An essay written originlly for my Quaker Area Meeting newsletter, and adapted for my monthly column in my local newspaper, The Bristol Post. It is based on what we heard and witnessed at the recent  Quaker Yearly Meeting.

Our Privilege and Power.

None of us is aware of all our privileges. We regard many of them as normal and unexceptional. When did we last go really hungry? Have we had to get supplies from a food bank? Have we ever been stopped and searched? Are there plenty of books in our house? Must we book special facilities before we can take a train journey?

As we exercise our privileges we unwittingly use the power they give us to degrade further the life of the unprivileged, or to ravage the Earth.

Unrealised privilege and unwitting power over our less privileged compatriots occurs here in Britain, especially due to our class structure and our racism, sexism, ageism, etc. etc. but even worse is the way we as a country use our national power to exploit and degrade the world. We produce most of the pollution which causes climate change; poorer countries which produce little pollution suffer the most.

We are inclined to feel complacent about the measures we have taken, and to dismiss environmentalists’ exhortations as unrealistic. Is it enough to pay our taxes and to give a bit to poor and homeless people? Is it enough to point out that others give much less?
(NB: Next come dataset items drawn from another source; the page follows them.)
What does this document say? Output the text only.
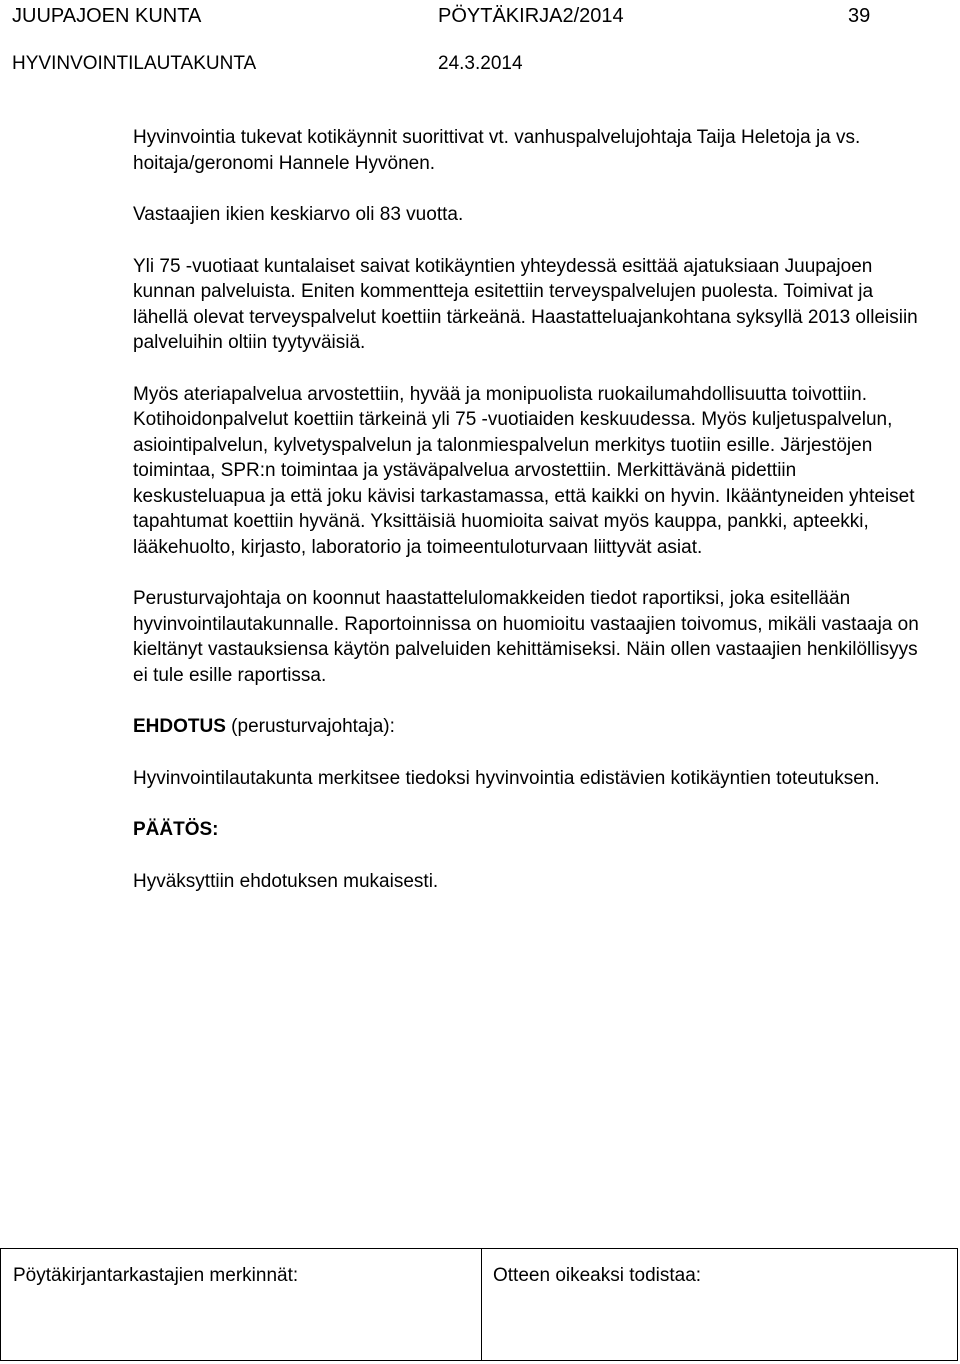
JUUPAJOEN KUNTA	PÖYTÄKIRJA2/2014	39
HYVINVOINTILAUTAKUNTA	24.3.2014

Hyvinvointia tukevat kotikäynnit suorittivat vt. vanhuspalvelujohtaja Taija Heletoja ja vs. hoitaja/geronomi Hannele Hyvönen.

Vastaajien ikien keskiarvo oli 83 vuotta.

Yli 75 -vuotiaat kuntalaiset saivat kotikäyntien yhteydessä esittää ajatuksiaan Juupajoen kunnan palveluista. Eniten kommentteja esitettiin terveyspalvelujen puolesta. Toimivat ja lähellä olevat terveyspalvelut koettiin tärkeänä. Haastatteluajankohtana syksyllä 2013 olleisiin palveluihin oltiin tyytyväisiä.

Myös ateriapalvelua arvostettiin, hyvää ja monipuolista ruokailumahdollisuutta toivottiin. Kotihoidonpalvelut koettiin tärkeinä yli 75 -vuotiaiden keskuudessa. Myös kuljetuspalvelun, asiointipalvelun, kylvetyspalvelun ja talonmiespalvelun merkitys tuotiin esille. Järjestöjen toimintaa, SPR:n toimintaa ja ystäväpalvelua arvostettiin. Merkittävänä pidettiin keskusteluapua ja että joku kävisi tarkastamassa, että kaikki on hyvin. Ikääntyneiden yhteiset tapahtumat koettiin hyvänä. Yksittäisiä huomioita saivat myös kauppa, pankki, apteekki, lääkehuolto, kirjasto, laboratorio ja toimeentuloturvaan liittyvät asiat.

Perusturvajohtaja on koonnut haastattelulomakkeiden tiedot raportiksi, joka esitellään hyvinvointilautakunnalle. Raportoinnissa on huomioitu vastaajien toivomus, mikäli vastaaja on kieltänyt vastauksiensa käytön palveluiden kehittämiseksi. Näin ollen vastaajien henkilöllisyys ei tule esille raportissa.

EHDOTUS (perusturvajohtaja):

Hyvinvointilautakunta merkitsee tiedoksi hyvinvointia edistävien kotikäyntien toteutuksen.

PÄÄTÖS:

Hyväksyttiin ehdotuksen mukaisesti.

Pöytäkirjantarkastajien merkinnät:	Otteen oikeaksi todistaa:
Each or us is somewhere along a scale which stretches from extreme profligacy to amazing sustainability. Rather than relax into complacency, or to give up as impossible the demands that we greatly change our life-style, a suggestion is that we might take regular, comparatively small steps in the right direction. So for example one could aim to make some small effort every week, and some major change less often. Ensuring one’s electricity was all from sustainable sources would be a fairly easy first step. If giving up one’s car was too much to consider, maybe downsizing to a small electric car might be a solution. Also we might offer lifts to others who do not have the privilege of their own transport. And we might vote for a Party which promises to subsidise buses more, aware that this might entail higher taxes. If one already has no car one would think of some other way one could alleviate the effects of other privileges. Like not flying. Or maybe to cut one’s overseas holidays to only one a year.

Adopting a more sustainable life style is easy compared with recognising and dealing with social privileges of which we are currently unaware, and then responding adequately. It is not sufficient to not discriminate against people less privileged than oneself. One must recognise and seek to alleviate the suffering they have experienced. We need not, perhaps cannot cast off our privilege, but we can try to alleviate its ill-effects.